I assume most of you know how to make boards using the rustic process of drawing the tracks on a copper clad board with an etch-resistant marker then etching and cleaning. It's a quick and simple method but, as many will have realised, has some disadvantages:
    1. Drawing anything but the most simple boards is a challenge
    2. Copying complex layouts from books and magazines can be tedious.
    4. Getting component spacing correct  (especially ICs) is hard.
    5. To duplicate a board you must draw it from scratch.
    5. No two duplicated boards will be exactly the same.
    6. Lacks a professional high quality finish.

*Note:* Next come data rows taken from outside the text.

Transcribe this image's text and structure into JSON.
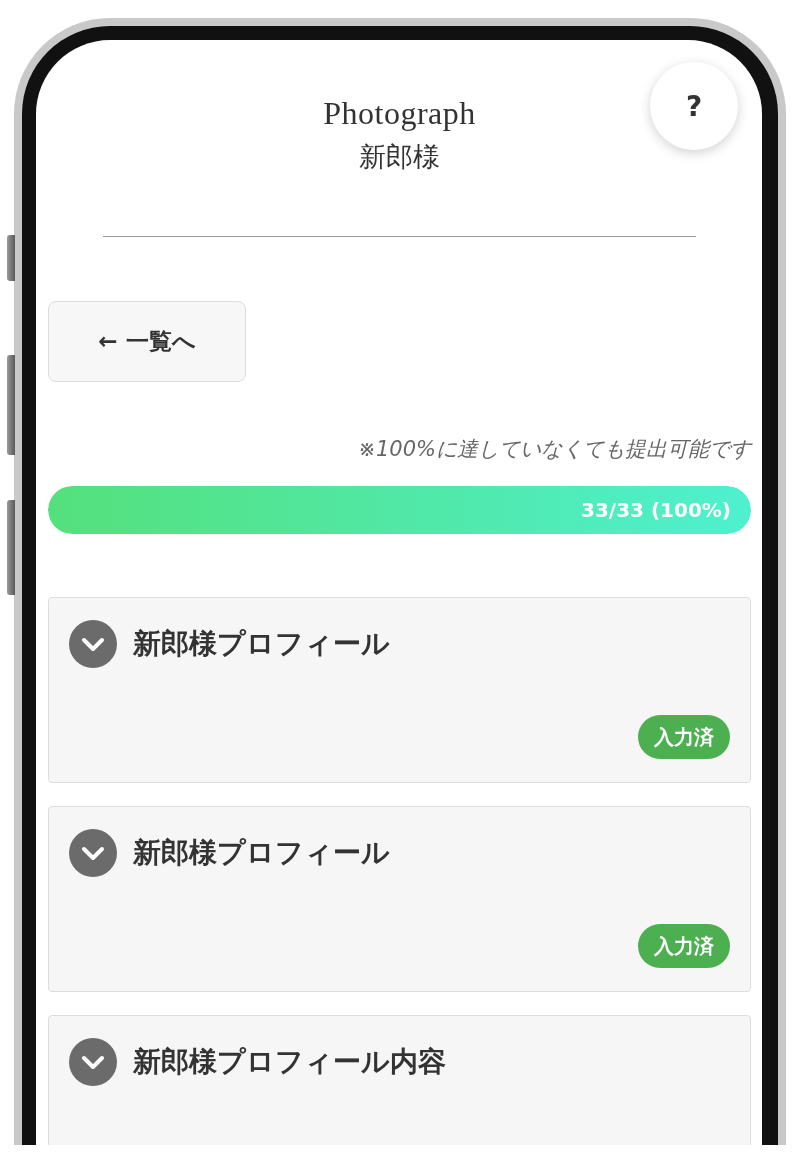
{
  "header": {
    "title": "Photograph",
    "subtitle": "新郎様"
  },
  "help_button": {
    "label": "?"
  },
  "back_button": {
    "label": "← 一覧へ"
  },
  "note": "※100%に達していなくても提出可能です",
  "progress": {
    "label": "33/33 (100%)"
  },
  "sections": [
    {
      "title": "新郎様プロフィール",
      "badge": "入力済"
    },
    {
      "title": "新郎様プロフィール",
      "badge": "入力済"
    },
    {
      "title": "新郎様プロフィール内容"
    }
  ]
}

I started using the photographic method of making PCBs a number of years ago and haven't looked back since. Although to start requires some special equipment and time to familiarise yourself with the process, the time saved later and resultant board quality hugely outweighs this initial hurdle. It's best to spend an afternoon making small pieces of test PCBs. A little like cooking or photographic picture developing and printing, there are many variables which will affect the outcome for each of your unique circumstances. After you find a 'routine' that works for you it's childsplay and difficult to understand why electronic hobbyists think that it is a complex process.

Extras to consider:

Ultra-Violet Lightbox.
Although you can buy these from electronic supply stores, they tend to be expensive. Much better to homemade lightboxbuild your own. Mine is made from a fuse-cabinet I picked up at my local DIY store. The inside is covered with reflective-silver sticky paper (available in art-shops or stationers) to spread the light around. Wire in a couple of UV fluorescent lamps, mine are low power types used in electric mosquito-traps. Be careful when using UV lamps - they can permanently damage your eyes. A sheet of Perspex is used to place the board on and some sponge off-cuts keep it and the layout flat against each other, when the hinged door is closed during exposure. Don't use glass - apart from being harder to work with, it also absorbs UV light, resulting in much longer exposure times. Other possible refinements are an interlock switch on the hinged door, to prevent UV eye accidents and an exposure-timer.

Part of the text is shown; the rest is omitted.